Durang seems aware of the danger of this in his work. He points out in a note to the published play: “Eleanor’s plight must be presented sympathetically so we care about her, and yet her suffering must be sufficiently distanced and/or theatricalized . . . so that we can find it funny.” Such advice, however, only begs the question “What’s funny about all this suffering?”
Maybe Durang’s conflicted feelings about the Catholic church (he once wanted to take vows as a Benedictine) and about his family (which broke apart when he was still a boy) could only find expression in such an angry play. Durang wrote that “the extremity of suffering” in this play actually made him giddy. Whether this was the giddiness of an ex-Catholic ridiculing the beliefs he’d once held dear or the giddiness of a son finally expressing his anger at his parents, only Durang knows.
Certainly if Durang had written no other plays, no Sister Mary Ignatius, no A History of the American Film, no Laughing Wild, I’m not sure anyone would have bothered to produce The Nature and Purpose of the Universe. The work is too messy, too unfocused, too raw. The sort of effort you’d expect from someone who’s talented but still green (Durang was only a senior in college when he wrote the play).

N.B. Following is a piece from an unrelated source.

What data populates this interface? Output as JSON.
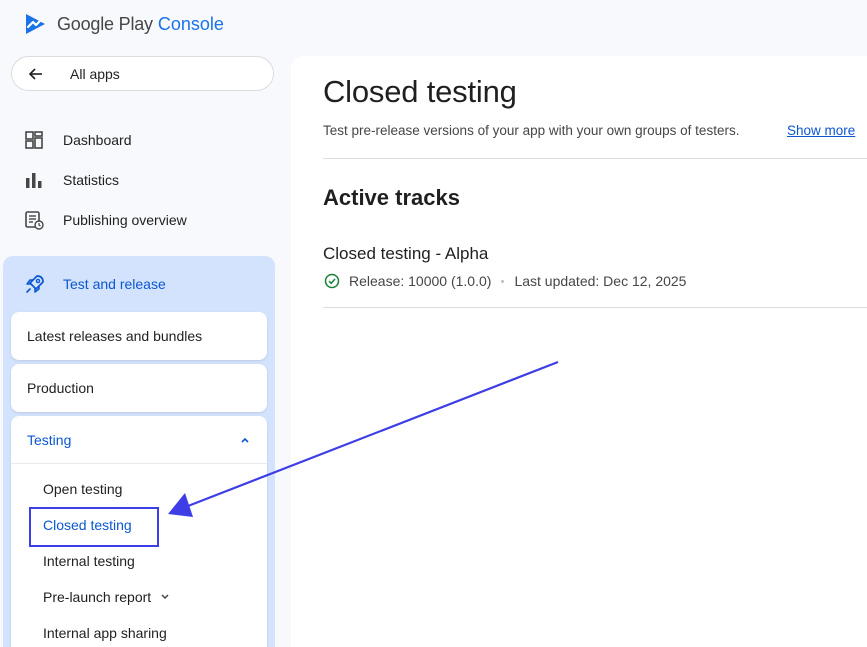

Happily, director Bill Mann has done all he can to bring out the humor in the work and downplay Durang’s nasty nihilism. In Mann’s capable hands the physical comedy looks more like slapstick than physical abuse. The show’s stylized violence would never pass for the real thing.
Michelle Gregory, as Eleanor, plays the comic victim well, and we never for an instant worry that when her husband kicks her (which he does with terrifying frequency) that he’s really going to hurt her. She just keeps bouncing back. Even when the universe itself (personified by two very unhelpful angels) conspires against Eleanor, she remains an unreasonably good Catholic wife to the very end. Every time the universe deals her another unfair blow, she picks herself up and continues to face the uncertain future. She ignores her big problems, instead focusing on the small ones–“Please God, please make my vacuum cleaner work.”
“All our prayers are answered,” Sister Mary Ignatius tells us in another of Durang’s plays. “It’s just that sometimes the answer is no.” Thus Durang’s Catholic twist on Brooks’s definition: Tragedy is when God says no to my prayers; comedy is when he says no to yours.